Perhaps it would be better to flick things round and see the truth evident in photography, not the fiction - and lies might be part of that truth. In our everyday life, that is how we see the world, deceit and all. It seems to take a somewhat mystical view of the world and its photographic representations not to see photography and photobooks for what they are - no matter what design, sequencing and textual trickery they might employ - as solid representations of fairly straightforward routine series of photographic conventions.
Making the photobook not a thing-in-itself, but an object of the world that attaches to the world will help widen the audience for photography. And while photography as a whole has a huge audience, photography of the kind this blog, or the Photobook Review, talks about has a very limited audience. 

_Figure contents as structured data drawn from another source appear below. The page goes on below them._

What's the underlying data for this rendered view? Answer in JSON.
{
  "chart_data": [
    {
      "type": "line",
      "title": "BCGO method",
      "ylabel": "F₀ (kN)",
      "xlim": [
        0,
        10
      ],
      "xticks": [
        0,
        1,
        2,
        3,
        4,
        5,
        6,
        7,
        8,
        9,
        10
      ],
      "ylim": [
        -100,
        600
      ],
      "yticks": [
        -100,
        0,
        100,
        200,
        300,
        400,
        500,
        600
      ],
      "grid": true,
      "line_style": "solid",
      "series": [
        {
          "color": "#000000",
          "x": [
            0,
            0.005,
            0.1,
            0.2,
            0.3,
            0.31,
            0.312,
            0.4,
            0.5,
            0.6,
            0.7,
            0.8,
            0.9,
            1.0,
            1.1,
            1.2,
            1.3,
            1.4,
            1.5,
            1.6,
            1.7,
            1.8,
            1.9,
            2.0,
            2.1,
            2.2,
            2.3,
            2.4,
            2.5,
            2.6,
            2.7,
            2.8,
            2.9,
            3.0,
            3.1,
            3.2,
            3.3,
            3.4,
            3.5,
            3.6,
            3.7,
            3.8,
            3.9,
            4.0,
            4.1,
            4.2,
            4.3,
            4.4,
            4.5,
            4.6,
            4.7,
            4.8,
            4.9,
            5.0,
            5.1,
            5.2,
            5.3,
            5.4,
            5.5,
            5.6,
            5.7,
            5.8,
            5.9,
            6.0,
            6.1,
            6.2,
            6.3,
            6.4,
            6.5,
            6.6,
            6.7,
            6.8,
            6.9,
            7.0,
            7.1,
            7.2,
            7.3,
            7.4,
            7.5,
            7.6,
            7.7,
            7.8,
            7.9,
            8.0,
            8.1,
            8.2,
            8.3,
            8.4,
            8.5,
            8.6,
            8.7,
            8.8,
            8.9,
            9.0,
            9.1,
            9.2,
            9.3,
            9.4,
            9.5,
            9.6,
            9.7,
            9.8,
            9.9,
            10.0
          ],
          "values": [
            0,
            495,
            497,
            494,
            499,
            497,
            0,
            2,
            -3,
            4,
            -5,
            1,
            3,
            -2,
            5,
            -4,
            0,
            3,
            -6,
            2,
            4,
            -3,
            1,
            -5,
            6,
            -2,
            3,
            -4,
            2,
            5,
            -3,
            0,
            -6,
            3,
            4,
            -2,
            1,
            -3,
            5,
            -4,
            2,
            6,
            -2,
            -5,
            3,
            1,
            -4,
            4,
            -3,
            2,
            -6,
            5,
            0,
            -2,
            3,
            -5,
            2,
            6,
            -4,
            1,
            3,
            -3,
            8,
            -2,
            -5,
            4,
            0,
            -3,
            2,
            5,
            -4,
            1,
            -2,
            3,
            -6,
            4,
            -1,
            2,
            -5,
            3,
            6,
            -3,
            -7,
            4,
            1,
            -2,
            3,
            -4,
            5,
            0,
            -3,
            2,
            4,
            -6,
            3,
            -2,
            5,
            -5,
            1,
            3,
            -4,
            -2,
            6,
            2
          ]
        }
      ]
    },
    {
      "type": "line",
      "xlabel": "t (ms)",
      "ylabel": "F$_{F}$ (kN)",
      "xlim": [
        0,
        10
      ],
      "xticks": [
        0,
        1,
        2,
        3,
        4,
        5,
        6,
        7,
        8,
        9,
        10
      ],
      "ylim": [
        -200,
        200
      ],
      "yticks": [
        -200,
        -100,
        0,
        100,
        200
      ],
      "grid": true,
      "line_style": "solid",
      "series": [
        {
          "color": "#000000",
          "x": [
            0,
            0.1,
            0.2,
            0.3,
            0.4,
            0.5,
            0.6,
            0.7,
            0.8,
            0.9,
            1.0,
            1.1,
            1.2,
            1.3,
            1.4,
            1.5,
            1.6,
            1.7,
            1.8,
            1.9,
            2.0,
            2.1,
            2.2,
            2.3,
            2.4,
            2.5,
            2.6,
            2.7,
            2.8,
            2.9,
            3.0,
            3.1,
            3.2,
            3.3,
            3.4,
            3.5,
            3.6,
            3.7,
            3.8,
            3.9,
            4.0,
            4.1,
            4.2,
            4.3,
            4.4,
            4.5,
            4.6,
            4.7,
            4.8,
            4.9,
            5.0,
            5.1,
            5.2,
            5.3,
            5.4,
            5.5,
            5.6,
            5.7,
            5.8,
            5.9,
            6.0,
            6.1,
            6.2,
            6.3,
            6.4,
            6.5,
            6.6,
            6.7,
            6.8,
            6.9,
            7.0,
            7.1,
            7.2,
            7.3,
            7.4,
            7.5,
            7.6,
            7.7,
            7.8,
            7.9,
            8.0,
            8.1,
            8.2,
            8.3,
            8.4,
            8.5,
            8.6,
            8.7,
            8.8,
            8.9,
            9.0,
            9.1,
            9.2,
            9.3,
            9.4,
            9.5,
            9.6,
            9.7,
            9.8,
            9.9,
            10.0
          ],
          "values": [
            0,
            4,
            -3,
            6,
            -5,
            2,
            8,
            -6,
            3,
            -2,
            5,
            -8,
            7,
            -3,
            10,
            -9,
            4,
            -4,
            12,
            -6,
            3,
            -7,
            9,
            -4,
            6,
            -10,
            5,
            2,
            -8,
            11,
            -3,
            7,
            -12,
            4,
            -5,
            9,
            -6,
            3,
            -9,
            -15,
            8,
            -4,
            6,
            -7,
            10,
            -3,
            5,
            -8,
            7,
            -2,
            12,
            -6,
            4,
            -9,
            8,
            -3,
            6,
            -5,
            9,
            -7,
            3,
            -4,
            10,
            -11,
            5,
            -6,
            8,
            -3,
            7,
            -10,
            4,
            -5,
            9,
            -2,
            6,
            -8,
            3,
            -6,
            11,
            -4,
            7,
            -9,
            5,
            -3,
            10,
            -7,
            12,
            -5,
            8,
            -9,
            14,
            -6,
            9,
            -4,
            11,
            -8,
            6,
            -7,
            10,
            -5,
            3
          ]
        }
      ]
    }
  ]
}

That limited audience is apparent in the countless lists of best photobooks of 2011 (here's a great summary of those lists from Marc Feustel ), some of which have editions of 50 or even less and are for an audience that is very limited in number by definition of their form. But for all the great design, layout and tricks with paper, the trickery, investigations and subterfuge cannot disguise that almost all the books mentioned have an outrageously strong connection to the non-fictional world. 
So there is an attempt to fictionalise the world, mainly by using fictional rhetoric (of the novel, the film, the archive, visual semantics, the endlessly self-referential), but that fictionalisation never achieves full realisation. 
 It will be nice to see people crystallising this attempted fictionalisation and escaping the closed circle of the photobook world and actually making photobooks that have a real fictional edge - Jackie Magazine in the 1970s kind of thing will do, Love on the Left Bank would be perfect.
So, in conclusion, it's great to see the Photobook Review. It's marvellous and right on the money. At the same time, it will be interesting to see how it develops and how it will escape the closed photobook circle and find an audience beyond the converted. Because that's what it needs.
A final note on photobooks. Blake Andrews has a wonderful end-of-year best of list here. What is most shocking for me is how long it took me to realise that this is part of Blake's very own special collection and everything is sold out. I was so looking forward  to buying Eping by the Missis, Harvey Kenmore's square format crop of Alec Soth's classic Sleeping by the Mississipp. Old ou!